Nateglinide provides tighter glycaemic control than glyburide in patients with Type 2 diabetes with prevalent postprandial hyperglycaemia.Diabet Med. 2011 May; 28(5):560-6.DM
Postprandial hyperglycaemia in patients with Type 2 diabetes mellitus has been linked to the development of cardiovascular disease. This study compared the effects of mealtime (thrice-daily) nateglinide with once-daily glyburide on postprandial glucose levels in patients with Type 2 diabetes and postprandial hyperglycaemia.
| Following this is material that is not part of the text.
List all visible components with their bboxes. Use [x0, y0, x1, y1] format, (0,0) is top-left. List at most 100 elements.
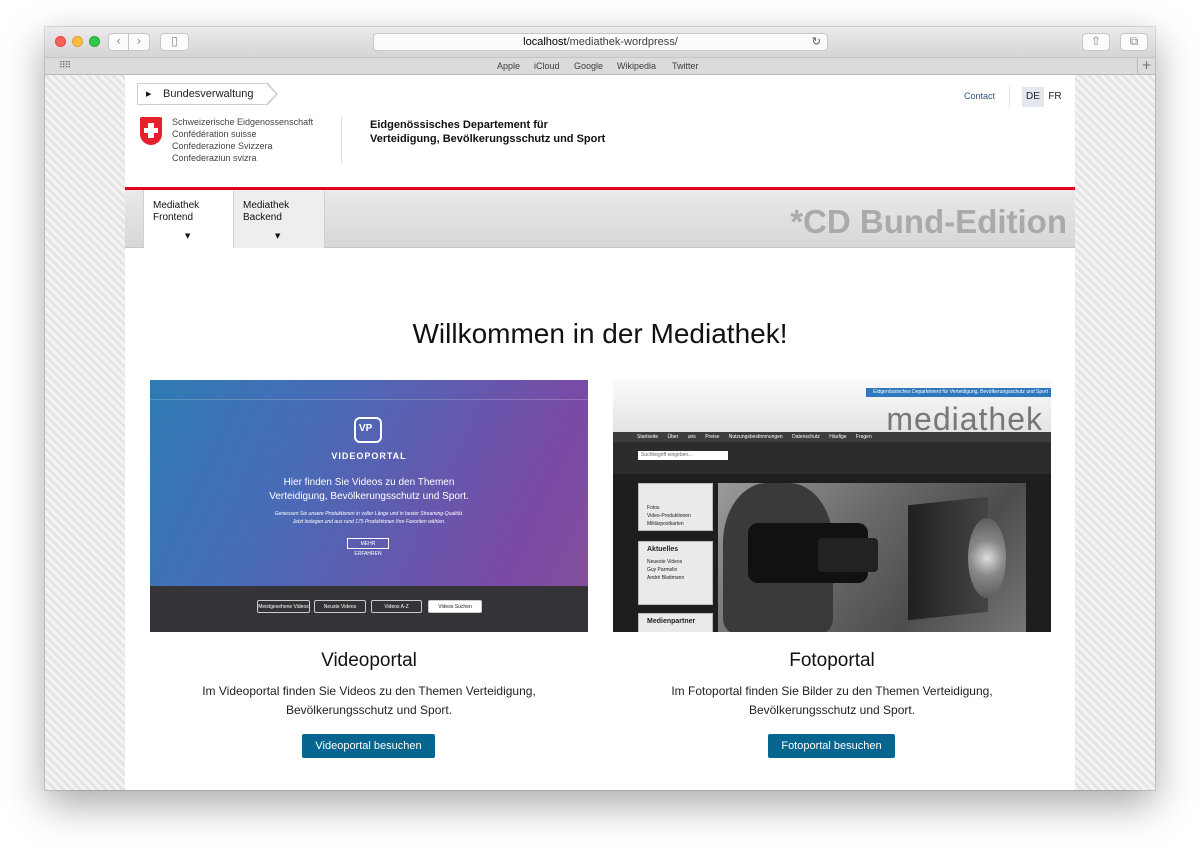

Patients with Type 2 diabetes aged ≥ 21 years with 2-h postprandial glucose levels ≥ 11.1 mmol/l, HbA(1c) of 6.5-8.5% (48-69 mmol/mol) and BMI of 22-30 kg/m(2) were randomized to 6 weeks' double-blind treatment with nateglinide 120 mg three times daily prior to meals, or glyburide 5 mg once daily before breakfast. The primary endpoint was the baseline-adjusted change in plasma glucose from preprandial (fasting plasma glucose) to 2-h postprandial glucose levels (2-h postprandial glucose excursion) at 6 weeks.
Patients were randomized to nateglinide (n = 122) or glyburide (n = 110). The treatment groups were similar in terms of age, gender, BMI, fasting plasma glucose, 2-h postprandial glucose and HbA(1c). At endpoint, nateglinide recipients had significantly greater reductions than those receiving glyburide in both the 2-h (-2.4 vs. -1.6 mmol/l; P = 0.02) and 1-h (-1.7 vs. -0.9 mmol/l; P = 0.016) postprandial glucose excursions. Adverse events, most commonly symptomatic hypoglycaemia, were reported in 26% of recipients of glyburide and 22% of recipients of nateglinide. Episodes of suspected mild hypoglycaemia were reported in 24% of recipients of glyburide and 10% of recipients of nateglinide.
Nateglinide leads to greater reductions in postprandial glucose excursions and is associated with a lower risk of hypoglycaemia than glyburide in this selected population of patients with Type 2 diabetes.